Wallaby backrow v Scotland backrow
The loss of the superb David Pocock robs the Wallabies of a key asset but also a meeting of two Zimbabwe-born No 8s as the Scots have David Denton. Michael Hooper returns for Australia after a one week ban and the replacement for Pocock, Ben McCalman, is regarded very highly while Scott Fardy is the unsung hero of the trio — Cheika cheeklily remarked that Fardy “has been growing his beard to get noticed.” However, in New Zealand-born John Hardie, Scotland coach Vern Cotter’s controversial choice for the squad, the Scots have a superb flanker in their own right as he has shown against Japan and in the 36-33 thriller against Samoa last Saturday scoring a try in both matches. The third member of their troupe another Kiwi Blair Cowan, has seized upon being called up as an injury replacement during the tournament with both hands. Could be the most enthralling scrap of the match.
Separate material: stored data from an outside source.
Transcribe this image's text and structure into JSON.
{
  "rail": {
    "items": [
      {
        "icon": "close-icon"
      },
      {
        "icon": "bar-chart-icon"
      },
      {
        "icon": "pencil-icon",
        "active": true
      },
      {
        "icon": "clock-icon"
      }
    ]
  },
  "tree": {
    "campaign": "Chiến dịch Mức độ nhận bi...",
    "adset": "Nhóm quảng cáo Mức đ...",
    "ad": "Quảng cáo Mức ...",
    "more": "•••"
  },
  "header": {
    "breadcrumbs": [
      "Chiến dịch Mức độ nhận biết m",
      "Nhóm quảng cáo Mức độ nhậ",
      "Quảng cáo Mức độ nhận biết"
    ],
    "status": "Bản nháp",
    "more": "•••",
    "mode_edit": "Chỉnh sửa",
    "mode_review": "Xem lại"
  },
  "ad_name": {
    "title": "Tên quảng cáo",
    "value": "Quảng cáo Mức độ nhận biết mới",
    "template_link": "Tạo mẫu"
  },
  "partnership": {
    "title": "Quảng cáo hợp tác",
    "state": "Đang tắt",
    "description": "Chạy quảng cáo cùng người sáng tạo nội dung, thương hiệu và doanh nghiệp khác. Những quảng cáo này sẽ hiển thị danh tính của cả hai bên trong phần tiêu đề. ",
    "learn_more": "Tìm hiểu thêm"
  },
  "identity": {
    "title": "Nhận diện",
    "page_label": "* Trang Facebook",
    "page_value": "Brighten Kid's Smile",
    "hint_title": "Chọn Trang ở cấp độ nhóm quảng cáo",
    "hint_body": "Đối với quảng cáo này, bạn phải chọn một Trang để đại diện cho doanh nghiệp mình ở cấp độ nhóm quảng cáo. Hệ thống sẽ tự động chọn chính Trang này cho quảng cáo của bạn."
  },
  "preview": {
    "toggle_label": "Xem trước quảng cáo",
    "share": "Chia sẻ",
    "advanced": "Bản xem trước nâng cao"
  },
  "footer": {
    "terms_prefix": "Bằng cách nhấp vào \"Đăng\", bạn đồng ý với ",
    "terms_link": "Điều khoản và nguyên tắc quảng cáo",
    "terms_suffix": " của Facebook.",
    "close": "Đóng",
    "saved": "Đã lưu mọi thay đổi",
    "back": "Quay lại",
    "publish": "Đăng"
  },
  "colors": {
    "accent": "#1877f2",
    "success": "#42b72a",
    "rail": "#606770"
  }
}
Kurtley Beale (AUS) v Stuart Hogg (SCO)
Beale is an example of how well Cheika has turned things round for Australia. There was never any doubt about his talent it was just his off the field pecadillos that threatened to destroy his career. However, there has not been a hint of trouble at the tournament and now with the injury to Israel Folau perhaps it is the 26-year-old’s moment to shine. Hogg is one of Scotland’s most potent attacking threats, bursting into the line at speed and he did this to superb effect against Japan and Samoa, although he got a ticking off from referee Nigel Owens against South Africa for diving. The 23-year-old is a top talent and has thrived under the guidance of Cotter, whose Clermont side in France were renowned for their crowd-pleasing attacking style.